"Doomesday Book" by Connie Willis. (Spoilers very much welcome)

:smiley: Wumpus, I love it. Doomsday Book: The Sequel!

Seriously, justplainDave, this book rocks. Any teacher who assigns it as reading must be ultimately cool.

A highly neglected Connie Willis book: Bellwether. Great, typically complex story about societal trends, chaos theory and a researcher’s campaign for grant money…

Agree about Bellwether.
Passages is excellent as well, and yes, To Say Nothing of the Dog is swell, esp if you have read the original Jerome novel.
However, Doomsday is still my favorite.
It’s well worth reading, and I agree that any teacher who assigns it is very cool.

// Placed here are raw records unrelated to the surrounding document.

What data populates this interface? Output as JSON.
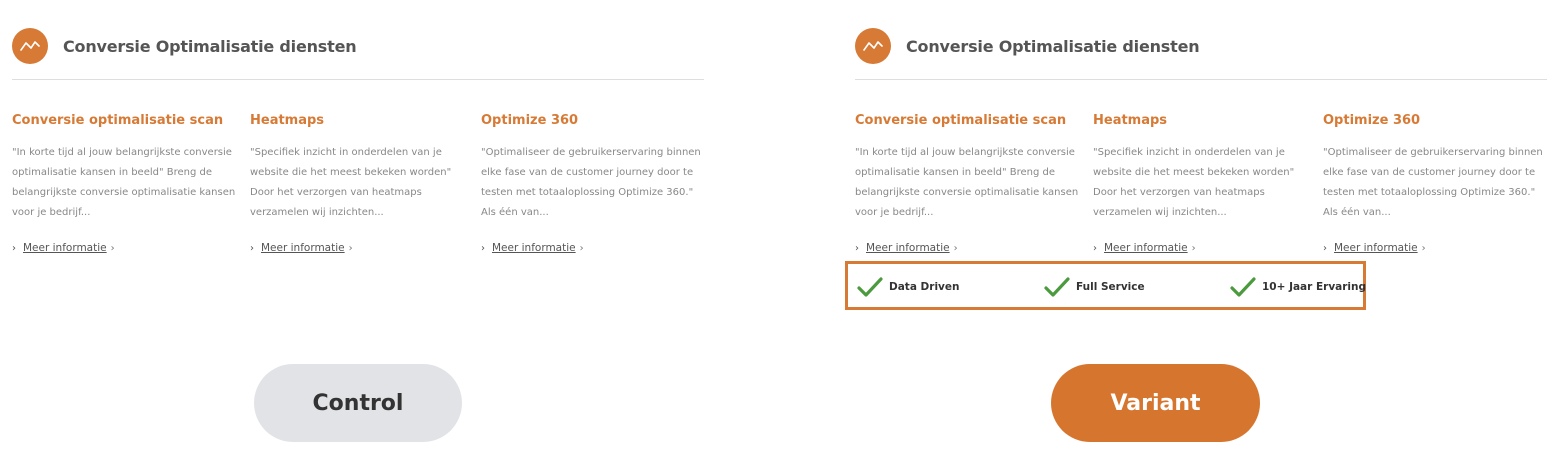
{
  "colors": {
    "accent": "#d67a35",
    "check": "#4c9a3e",
    "control_pill": "#e1e3e6",
    "variant_pill": "#d5752e"
  },
  "section": {
    "icon": "line-chart-icon",
    "title": "Conversie Optimalisatie diensten"
  },
  "services": [
    {
      "title": "Conversie optimalisatie scan",
      "description": "\"In korte tijd al jouw belangrijkste conversie optimalisatie kansen in beeld\" Breng de belangrijkste conversie optimalisatie kansen voor je bedrijf...",
      "link": "Meer informatie",
      "link_suffix": "›"
    },
    {
      "title": "Heatmaps",
      "description": "\"Specifiek inzicht in onderdelen van je website die het meest bekeken worden\" Door het verzorgen van heatmaps verzamelen wij inzichten...",
      "link": "Meer informatie",
      "link_suffix": "›"
    },
    {
      "title": "Optimize 360",
      "description": "\"Optimaliseer de gebruikerservaring binnen elke fase van de customer journey door te testen met totaaloplossing Optimize 360.\" Als één van...",
      "link": "Meer informatie",
      "link_suffix": "›"
    }
  ],
  "link_chevron": "›",
  "usps": [
    {
      "icon": "checkmark-icon",
      "label": "Data Driven"
    },
    {
      "icon": "checkmark-icon",
      "label": "Full Service"
    },
    {
      "icon": "checkmark-icon",
      "label": "10+ Jaar Ervaring"
    }
  ],
  "labels": {
    "control": "Control",
    "variant": "Variant"
  }
}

On my first read, I was pretty sure this was a pretty non-heavy-handed redemption thematic bit. But it seems to me there’s some interesting subtext I can’t quite put my finger on. There’s little hints here and there–the same mannerisms, little habits of speech–that Mary’s, thematically, the same as Roche, simply acting differently only because it’s a different context. Something akin to how water takes on the shape of the vessel it’s poured into. It’s a human equivalent to how the retrovirus sent back from the paradox-source in 2530 triggered both the Plague itself by acting as a mutagenic co-factor, and served as an airborne cure to the ebola-like bioterror agent ripping the world apart in the book’s present-day.